„Internationalisierung mit Heimat“. Unter diesem Motto hatte die Karlsberg Brauerei den MCS zum Auftakt nach der Sommerpause eingeladen. Eine Marketing-vor-Ort Veranstaltung bei einer der Marken „Made in Saarland“.
Christian Weber, Mitglied der Unternehmensleitung der Karlsberg Brauerei, schilderte in seinem Vortrag die Philosophie und die Herausforderungen des Traditionsunternehmens und veranschaulichte, welche Rolle Karlsbergs Hansi Urpils und Boris beim vermeintlichen Widerspruch zwischen „Heimat“ und „Internationalität“ spielen.
Wie sieht Karlsberg den Markt? Wie begegnet das Unternehmen den Herausforderungen der Branche?
• „Der schmelzende Eisberg“. Sprich, der Rückgang des Bierkonsums. Nicht zuletzt deshalb erwirtschaftet der diversifizierte Verbund annähernd die Hälfte seines Umsatzes mit nicht-alkoholischen Getränken - von Dietz-Fruchtsäften bis zum Dark Dog Energy Drink.
• „David gegen Goliath“. Auch in der Brau- und Getränke-Branche schreitet der weltweite Konzentrationsprozess voran. Mittelständler wie Karlsberg treten im Wettbewerb gegen globalisierte Braukonzerne wie Anheuser-Busch/InBev an.
• „Dino-Industrie“. In vielerlei Hinsicht ist die Brauereibranche durch einen traditionellen „Old Economy Spirit“ geprägt. Anders Denken - nicht in Hektolitern, sondern in Marketing-Kategorien - ist auch hier eine kontinuierliche Aufgabe.
• „Der Kampf um Talente“. Wenn es um Spitzenleistungen geht, gilt bei Karlsberg seit jeher die Devise, Innovation und Tradition kreativ miteinander zu verbinden.

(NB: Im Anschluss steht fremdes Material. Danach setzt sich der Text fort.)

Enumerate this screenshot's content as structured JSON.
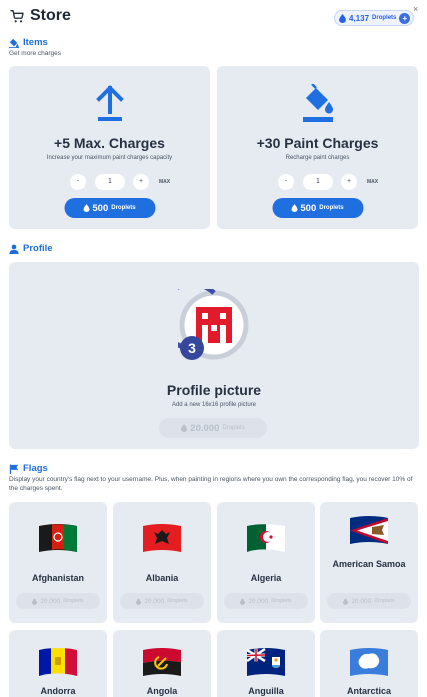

Hier sind laut Weber nicht nur Neuerungen im Produktbereich gefragt, sondern auch beim Service, wie zum Beispiel die „X-Locator“ Smartphone-App von Mixery. Und vor allem ein echtes Commitment, ein glaubhaftes und ehrliches Bekenntnis zu dem, was der Kunde im jeweiligen Markt als „Heimat“ sieht.

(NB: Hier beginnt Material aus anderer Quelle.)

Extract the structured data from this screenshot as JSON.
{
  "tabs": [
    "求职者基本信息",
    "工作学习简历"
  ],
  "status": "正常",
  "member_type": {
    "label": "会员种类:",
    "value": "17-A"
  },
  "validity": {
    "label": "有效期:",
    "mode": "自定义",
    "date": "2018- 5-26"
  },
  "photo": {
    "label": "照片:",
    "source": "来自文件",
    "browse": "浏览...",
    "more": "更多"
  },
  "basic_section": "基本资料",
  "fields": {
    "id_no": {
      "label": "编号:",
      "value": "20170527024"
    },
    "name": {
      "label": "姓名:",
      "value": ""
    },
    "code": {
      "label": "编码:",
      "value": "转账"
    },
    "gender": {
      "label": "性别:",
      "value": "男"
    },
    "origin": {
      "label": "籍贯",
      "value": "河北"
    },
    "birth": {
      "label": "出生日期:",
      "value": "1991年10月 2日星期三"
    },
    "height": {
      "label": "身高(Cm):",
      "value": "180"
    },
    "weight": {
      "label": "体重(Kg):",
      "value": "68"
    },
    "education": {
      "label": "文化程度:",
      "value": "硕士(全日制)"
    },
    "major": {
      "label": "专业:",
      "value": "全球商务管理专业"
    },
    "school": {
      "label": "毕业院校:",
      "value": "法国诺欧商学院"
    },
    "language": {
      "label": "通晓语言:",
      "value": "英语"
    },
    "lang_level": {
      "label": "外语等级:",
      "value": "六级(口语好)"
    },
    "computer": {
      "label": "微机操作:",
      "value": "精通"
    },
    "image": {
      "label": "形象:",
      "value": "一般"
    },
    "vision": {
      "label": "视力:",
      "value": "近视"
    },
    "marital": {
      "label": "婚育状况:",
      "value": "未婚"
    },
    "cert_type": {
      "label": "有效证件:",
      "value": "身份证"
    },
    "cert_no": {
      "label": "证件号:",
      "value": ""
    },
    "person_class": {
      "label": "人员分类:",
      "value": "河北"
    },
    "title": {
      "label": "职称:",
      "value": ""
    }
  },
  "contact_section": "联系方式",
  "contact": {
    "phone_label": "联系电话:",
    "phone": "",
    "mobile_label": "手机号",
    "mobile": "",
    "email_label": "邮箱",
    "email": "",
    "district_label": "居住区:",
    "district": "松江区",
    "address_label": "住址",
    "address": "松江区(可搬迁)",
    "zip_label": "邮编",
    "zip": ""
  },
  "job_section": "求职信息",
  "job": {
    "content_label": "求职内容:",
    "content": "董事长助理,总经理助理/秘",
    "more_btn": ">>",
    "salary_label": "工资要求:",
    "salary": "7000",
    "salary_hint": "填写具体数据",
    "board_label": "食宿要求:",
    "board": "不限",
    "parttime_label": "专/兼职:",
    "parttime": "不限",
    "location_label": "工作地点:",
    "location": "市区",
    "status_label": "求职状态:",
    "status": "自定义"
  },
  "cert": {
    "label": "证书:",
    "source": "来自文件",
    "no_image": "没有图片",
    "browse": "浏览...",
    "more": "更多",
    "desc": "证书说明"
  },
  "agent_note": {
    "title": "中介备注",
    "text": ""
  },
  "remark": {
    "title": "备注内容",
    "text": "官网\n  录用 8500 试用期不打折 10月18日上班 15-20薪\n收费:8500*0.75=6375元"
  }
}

Denn bei, oder gerade wegen, aller Internationalisierung durch globale Marken ist das Gefühl von Heimat, der Bezug zur Region überall in der Welt gefragt.

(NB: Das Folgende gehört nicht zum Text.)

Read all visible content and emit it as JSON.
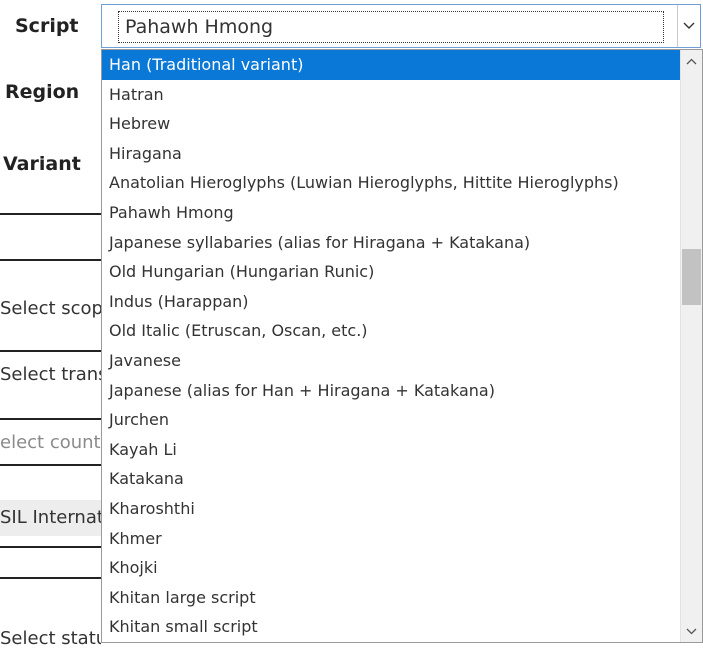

Hansi Urpils, der urtypische Bier-Gartenzwerg, transportiert diesen Aspekt ein großes Stück weit im heimischen Saarland – und Boris, Logo-Figur vom Typ „junger Rebell“ und Markenname einer landestypischen Produkt-Range, leistet ähnliches in Kanada. Zwei „Brüder im Geiste“ also, die Regionalität kreativ aufgreifen, glaubhaft vermitteln und die verschiedenen Erwartungen an eine Marke erfolgreich kombinieren.
Für MCS-Mitglied Bärbel Huckriede war es „eine sehr informative und überzeugende Präsentation, die vor allem auch gezeigt hat, welche Chancen sich mittelständischen saarländischen Unternehmen bieten“.
Im Anschluss konnten die Gäste bei einem Werksrundgang noch „Brauluft schnuppern“, und mit einer Bewirtung im Schalander der Brauerei rundete der Gastgeber den eindrucksvollen Abend standesgemäß ab.